『アイアン・スカイ』



(予告編のナレーション、波平さんだったんですね〜)


「月からナチスが攻めてきた!」「ファンから一億円のカンパ!」の触れ込みで、
映画ファンの話題をかっさらっていった『アイアン・スカイ』。

第二次戦争後、巨悪の象徴として戦争映画以外でも敵役として何度も登場したナチスですが、
あまりに繰り返し使われていたことにより真新しさの無くなったこと等により、徐々に登場することがなくなり、
映画の敵は「ナチス」から「エイリアン(宇宙人)」に変わっていきました。
(「テロリスト」という敵もいるんですが、ここではシーッ!)


そのナチス」+「宇宙(人)」=『アイアン・スカイ
もうこの時点で最高じゃないですか!!!

なので、正直公開前からかなり期待をしてました。
期待してたんですけどね・・・。


この映画に関する他の方の感想とか読んでないのでわからないですが、
僕は始まってしばらくして「ううぅん・・・。」ってなってしまいました。


なので今回は僕がこの映画を観ていて「もっとこう・・・」と思った所を書いていきたいともいます。


・敵側の謎を前半で明らかにし過ぎ
ナチスが月から攻めてきた!」っていうキャッチフレーズから勝手に連想したんですが、
映画が始まるまで基本的に地球側の主観で話が進むと思ってたんですね。
でも始まってみたらナチス側のシーンが結構長くて、個人的には「もっと引っ張って勿体ぶってくれよ!」と思いました。
エイリアンものとか人類の敵として現れた謎の組織ものとして観ていたので、
前半に(地球に住む)人類とは違う文明を持った物凄い力を持った存在がやって来るということを示唆される程度で、
実際にどういう武器を使って、どういう思考で・・・みたいなことは後半で示されるものだと思っていたんです。
というかそれを期待していたんですね。
それが前半のうちに丁寧に説明してくれちゃってるので、「ああ、なんかつまんなくなっちゃったなー」って思いましたね。

・レナーテ・・・
ポスター等でも強い印象を放っていたレナーテ・リヒターというキャラですが、これが意外と学校の先生で
しかもナチスに対し不信感を抱いていくという「コレジャナイ」感・・・。
ま、勝手な想像だったんですが、兵士を先導する指揮官的な役かと思ってたんですがねぇ。
グラインドハウス』のフェイク予告編の『ナチ親衛隊の狼女』ぐらいまでやって欲しいなんて贅沢なことは言いませんが、
少なくとも劇中に出てきたレナーテは小さくないガッカリでした。

・総統の不在
なんとヒトラーが出てこないんですねー。ヒトラー 〜最期の12日間〜』のパロディまでしといて総統出てこないのはナイですよ。
マッドなお薬を打ったフランケン総統でもメカ総統でも良いから出すべきでしょう!
「流石にリアル感にかける」なんて言われるかも知れませんが、そんなこと言ったら前半、月の上を走ってたバイクとか全くリアルじゃないですからね。

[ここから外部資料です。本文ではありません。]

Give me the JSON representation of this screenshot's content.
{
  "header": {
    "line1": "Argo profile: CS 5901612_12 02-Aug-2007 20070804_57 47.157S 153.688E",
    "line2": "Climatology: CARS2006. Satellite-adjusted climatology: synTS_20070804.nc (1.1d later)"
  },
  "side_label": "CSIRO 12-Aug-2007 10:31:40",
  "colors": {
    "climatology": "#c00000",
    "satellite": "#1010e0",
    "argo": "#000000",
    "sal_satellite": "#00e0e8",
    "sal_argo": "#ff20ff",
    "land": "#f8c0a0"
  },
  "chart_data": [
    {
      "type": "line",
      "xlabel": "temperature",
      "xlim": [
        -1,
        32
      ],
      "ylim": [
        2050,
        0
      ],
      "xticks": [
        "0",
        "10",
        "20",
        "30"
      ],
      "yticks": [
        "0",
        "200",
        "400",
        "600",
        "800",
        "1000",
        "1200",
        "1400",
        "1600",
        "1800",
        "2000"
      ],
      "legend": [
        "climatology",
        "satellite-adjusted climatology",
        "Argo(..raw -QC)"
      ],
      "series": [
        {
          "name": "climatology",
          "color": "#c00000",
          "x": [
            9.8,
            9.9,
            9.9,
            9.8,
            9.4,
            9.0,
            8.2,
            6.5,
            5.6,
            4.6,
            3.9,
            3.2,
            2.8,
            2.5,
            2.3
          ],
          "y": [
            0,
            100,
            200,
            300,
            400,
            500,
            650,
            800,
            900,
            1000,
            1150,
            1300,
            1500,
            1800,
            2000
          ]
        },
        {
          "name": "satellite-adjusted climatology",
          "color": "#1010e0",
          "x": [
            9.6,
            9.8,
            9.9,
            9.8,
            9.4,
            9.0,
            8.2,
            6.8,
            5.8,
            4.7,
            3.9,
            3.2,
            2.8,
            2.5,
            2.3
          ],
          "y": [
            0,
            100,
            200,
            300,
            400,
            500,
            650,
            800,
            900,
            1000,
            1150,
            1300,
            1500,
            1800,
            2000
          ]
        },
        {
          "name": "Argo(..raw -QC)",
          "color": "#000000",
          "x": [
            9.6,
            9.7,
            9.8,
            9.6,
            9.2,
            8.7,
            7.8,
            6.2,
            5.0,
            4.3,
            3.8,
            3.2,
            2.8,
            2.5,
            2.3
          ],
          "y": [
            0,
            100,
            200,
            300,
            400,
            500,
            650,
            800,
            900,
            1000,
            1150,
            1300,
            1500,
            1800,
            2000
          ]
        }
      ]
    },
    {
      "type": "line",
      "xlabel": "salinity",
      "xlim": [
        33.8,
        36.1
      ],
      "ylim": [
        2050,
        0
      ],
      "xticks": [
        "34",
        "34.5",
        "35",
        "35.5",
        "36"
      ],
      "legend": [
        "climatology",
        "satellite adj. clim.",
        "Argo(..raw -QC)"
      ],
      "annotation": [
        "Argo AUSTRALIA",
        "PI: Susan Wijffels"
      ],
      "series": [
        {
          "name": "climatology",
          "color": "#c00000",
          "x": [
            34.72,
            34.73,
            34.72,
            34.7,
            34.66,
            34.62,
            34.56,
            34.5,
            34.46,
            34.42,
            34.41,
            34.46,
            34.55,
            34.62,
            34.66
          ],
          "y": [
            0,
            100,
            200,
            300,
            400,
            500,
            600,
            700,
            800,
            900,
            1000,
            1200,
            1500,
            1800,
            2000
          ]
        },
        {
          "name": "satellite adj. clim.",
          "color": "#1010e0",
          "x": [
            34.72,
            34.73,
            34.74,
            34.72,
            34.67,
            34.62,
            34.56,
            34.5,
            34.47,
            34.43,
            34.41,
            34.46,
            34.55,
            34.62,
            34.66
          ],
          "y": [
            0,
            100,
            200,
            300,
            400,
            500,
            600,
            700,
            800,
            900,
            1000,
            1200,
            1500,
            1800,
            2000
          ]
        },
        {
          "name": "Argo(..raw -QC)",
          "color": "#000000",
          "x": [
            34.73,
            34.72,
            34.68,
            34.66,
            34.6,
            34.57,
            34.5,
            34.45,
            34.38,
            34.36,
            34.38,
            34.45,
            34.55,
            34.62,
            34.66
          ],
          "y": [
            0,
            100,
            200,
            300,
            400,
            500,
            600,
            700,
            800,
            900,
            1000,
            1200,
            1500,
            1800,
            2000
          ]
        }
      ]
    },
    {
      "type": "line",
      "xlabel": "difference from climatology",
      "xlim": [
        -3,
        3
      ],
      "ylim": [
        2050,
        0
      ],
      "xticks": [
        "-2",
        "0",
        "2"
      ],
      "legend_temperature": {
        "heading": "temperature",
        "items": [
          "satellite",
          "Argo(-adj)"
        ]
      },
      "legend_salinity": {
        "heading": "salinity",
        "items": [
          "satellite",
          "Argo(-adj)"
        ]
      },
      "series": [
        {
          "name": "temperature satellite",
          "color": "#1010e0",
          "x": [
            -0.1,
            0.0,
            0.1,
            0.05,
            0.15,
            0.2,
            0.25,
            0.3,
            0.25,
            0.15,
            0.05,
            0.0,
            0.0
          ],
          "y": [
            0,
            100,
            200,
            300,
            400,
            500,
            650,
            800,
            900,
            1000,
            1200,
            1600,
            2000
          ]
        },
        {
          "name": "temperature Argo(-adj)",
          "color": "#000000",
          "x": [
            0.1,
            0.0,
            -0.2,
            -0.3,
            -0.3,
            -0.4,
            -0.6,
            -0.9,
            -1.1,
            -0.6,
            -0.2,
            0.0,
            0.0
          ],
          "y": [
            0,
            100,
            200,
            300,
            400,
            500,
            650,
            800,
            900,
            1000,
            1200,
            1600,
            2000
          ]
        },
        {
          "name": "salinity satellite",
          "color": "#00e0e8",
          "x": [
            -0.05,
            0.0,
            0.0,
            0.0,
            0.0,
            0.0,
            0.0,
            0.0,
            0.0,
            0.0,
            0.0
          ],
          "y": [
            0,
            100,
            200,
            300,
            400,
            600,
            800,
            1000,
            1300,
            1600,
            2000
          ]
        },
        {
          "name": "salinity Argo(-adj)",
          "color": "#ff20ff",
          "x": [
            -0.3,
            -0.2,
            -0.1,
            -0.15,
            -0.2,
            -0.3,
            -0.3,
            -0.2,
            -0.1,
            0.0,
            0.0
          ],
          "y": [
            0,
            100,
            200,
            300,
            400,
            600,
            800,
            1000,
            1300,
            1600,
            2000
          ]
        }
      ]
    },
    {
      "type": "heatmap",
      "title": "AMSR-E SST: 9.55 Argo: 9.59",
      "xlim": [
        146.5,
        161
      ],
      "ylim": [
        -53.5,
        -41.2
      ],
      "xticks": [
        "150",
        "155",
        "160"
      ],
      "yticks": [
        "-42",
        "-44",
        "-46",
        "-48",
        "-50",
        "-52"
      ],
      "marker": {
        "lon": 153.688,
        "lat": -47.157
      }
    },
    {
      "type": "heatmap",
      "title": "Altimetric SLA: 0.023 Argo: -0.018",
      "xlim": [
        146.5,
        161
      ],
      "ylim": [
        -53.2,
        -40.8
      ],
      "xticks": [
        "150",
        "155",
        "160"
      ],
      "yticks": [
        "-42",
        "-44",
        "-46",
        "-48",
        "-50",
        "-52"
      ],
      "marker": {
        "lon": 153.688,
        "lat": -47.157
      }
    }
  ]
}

それ以外にも全体的になんか僕的には残念な感じでした。
ウド・キアさんもなんかボッサリした感じだったし・・・ナチス出してる割にこの映画には狂気が足りないですよ!
地球側の女の人も無駄に生々しいエロさだし、映画のパロディも結構ありましたけどそういうのいいからもっと映画として光るものが欲しかったです。
あと最後のシーンで「上手いこと言った」感みたいな風で終わっていかれてもねぇ・・・。
面白い所はちょいちょいありましたけど、それ以上にガッカリする所が多かったですよ。
もっと工夫出来たんじゃないの?と思います。CGを増やせとかじゃなく、お金をかけない所でね!


比較はしませんが、今後こういう映画が作られる時は『宇宙人ポール』のような形での過去作へのオマージュが出来たら良いですね。


〜補足等〜
・提案:今後こういった内容の映画を作る時はスーパーミステリー(Notオカルト)雑誌『ムー』の協力を仰ぐべき
・地球の宣伝デザイナーみたいな人の変な宇宙服って元ネタあるんですかね?
・劇場からたまに笑い声が聞こえてましたが、ネオナチのとこは認知度が低いのかシーンとしてました。あそこは結構好きだったんですけど。
・レーティングのせいなのかエロもグロもなかったですな!遺憾の意!遺憾の意!!
・で、結局なんで月に行ったんだっけ・・・?

・ちなみにこの日『ボーン・レガシー』の二回目も観ました。